- Film Poster
- Directed by: Jonathan Heap
- Written by: John Penney
- Produced by: James Shavick
- Starring: Eric Roberts; Laurie Holden; Nick Mancuso; Saul Rubinek; Marcie Mellish;
- Cinematography: John Houtman
- Edited by: Neil Grieve
- Music by: Christophe Beck
- Production companies: James Shavick Entertainment James Shavick Film Company Past Perfect Productions Ltd.
- Distributed by: Live Home Video Nu Image Past Perfect Productions Ltd.
- Release date: October 11, 1996; (USA)
- Running time: 92 min.
- Countries: United States; Canada;
- Language: English

= Past Perfect (1996 film) =

Past Perfect is a 1996 direct-to-video action-science fiction film, starring Eric Roberts and Nick Mancuso. It was written by John Penney and directed by Jonathan Heap.

==Plot==
A cop and his partner have to save a young gang member from certain death, as a team of killers from the future are set on a mission to kill the members before their future crimes while they're still mere delinquents.

==Cast==
- Eric Roberts as Dylan Cooper
- Laurie Holden as Ally Marsey
- Nick Mancuso as Stone
- Saul Rubinek as Bookkeeper
- Marcie Mellish as Zoe

==Reception==
Richard Scheib from "Moria.co" gave "Past Perfect" two stars and stated: "There is little to Past Perfect beyond being a routine B-budget sf/action film that has been largely predicated on serving up an action sequence at regular intervals every few minutes.
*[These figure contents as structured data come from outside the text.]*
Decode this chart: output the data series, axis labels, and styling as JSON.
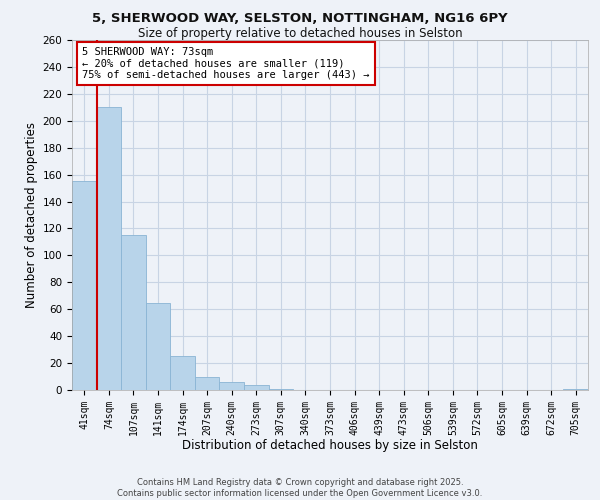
{
  "title_line1": "5, SHERWOOD WAY, SELSTON, NOTTINGHAM, NG16 6PY",
  "title_line2": "Size of property relative to detached houses in Selston",
  "xlabel": "Distribution of detached houses by size in Selston",
  "ylabel": "Number of detached properties",
  "bar_labels": [
    "41sqm",
    "74sqm",
    "107sqm",
    "141sqm",
    "174sqm",
    "207sqm",
    "240sqm",
    "273sqm",
    "307sqm",
    "340sqm",
    "373sqm",
    "406sqm",
    "439sqm",
    "473sqm",
    "506sqm",
    "539sqm",
    "572sqm",
    "605sqm",
    "639sqm",
    "672sqm",
    "705sqm"
  ],
  "bar_values": [
    155,
    210,
    115,
    65,
    25,
    10,
    6,
    4,
    1,
    0,
    0,
    0,
    0,
    0,
    0,
    0,
    0,
    0,
    0,
    0,
    1
  ],
  "bar_color": "#b8d4ea",
  "bar_edge_color": "#8ab4d4",
  "grid_color": "#c8d4e4",
  "background_color": "#eef2f8",
  "vline_color": "#cc0000",
  "ylim": [
    0,
    260
  ],
  "yticks": [
    0,
    20,
    40,
    60,
    80,
    100,
    120,
    140,
    160,
    180,
    200,
    220,
    240,
    260
  ],
  "annotation_text": "5 SHERWOOD WAY: 73sqm\n← 20% of detached houses are smaller (119)\n75% of semi-detached houses are larger (443) →",
  "annotation_box_color": "#ffffff",
  "annotation_box_edge": "#cc0000",
  "footer_line1": "Contains HM Land Registry data © Crown copyright and database right 2025.",
  "footer_line2": "Contains public sector information licensed under the Open Government Licence v3.0."
}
These are unexceptional, although there is a decent car chase sequence through a maze of shipping containers that comes with the nifty concept of the drivers having to dodge illusory objects placed in their way and not being sure whether things blocking their path are real or not. Website "Explosive Action" wrote: "Overall, I enjoyed this quite a lot. The action was fast-paced and pretty continuous, with rarely any dull moments to slow the pace down. The three characters from the future-world were great fun and it was good just to see Ribinek in something else. Roberts was solid looked to be having a good time with the character, even managing a quip ("You have the right to remain silent - forever!"). Laurie Holden works well with Roberts on screen though her character isn't anything special. The science was baloney, but inventive, and the explosions were plentiful and of a decent size. Recommended." Nathan Rabin from The A.V. Club wrote: "While Past Perfect starts off gleefully amoral, it loses nerve about halfway through, transforming Roberts' character from a barely controlled vigilante cop to a warm, paternalistic protector concerned with giving troubled teenagers a chance at redemption. Still, Past Perfect is not without its strengths, particularly Roberts' lead performance and a couple of entertainingly slimy supporting turns by direct-to-video staples Nick Mancuso and Saul Rubinek."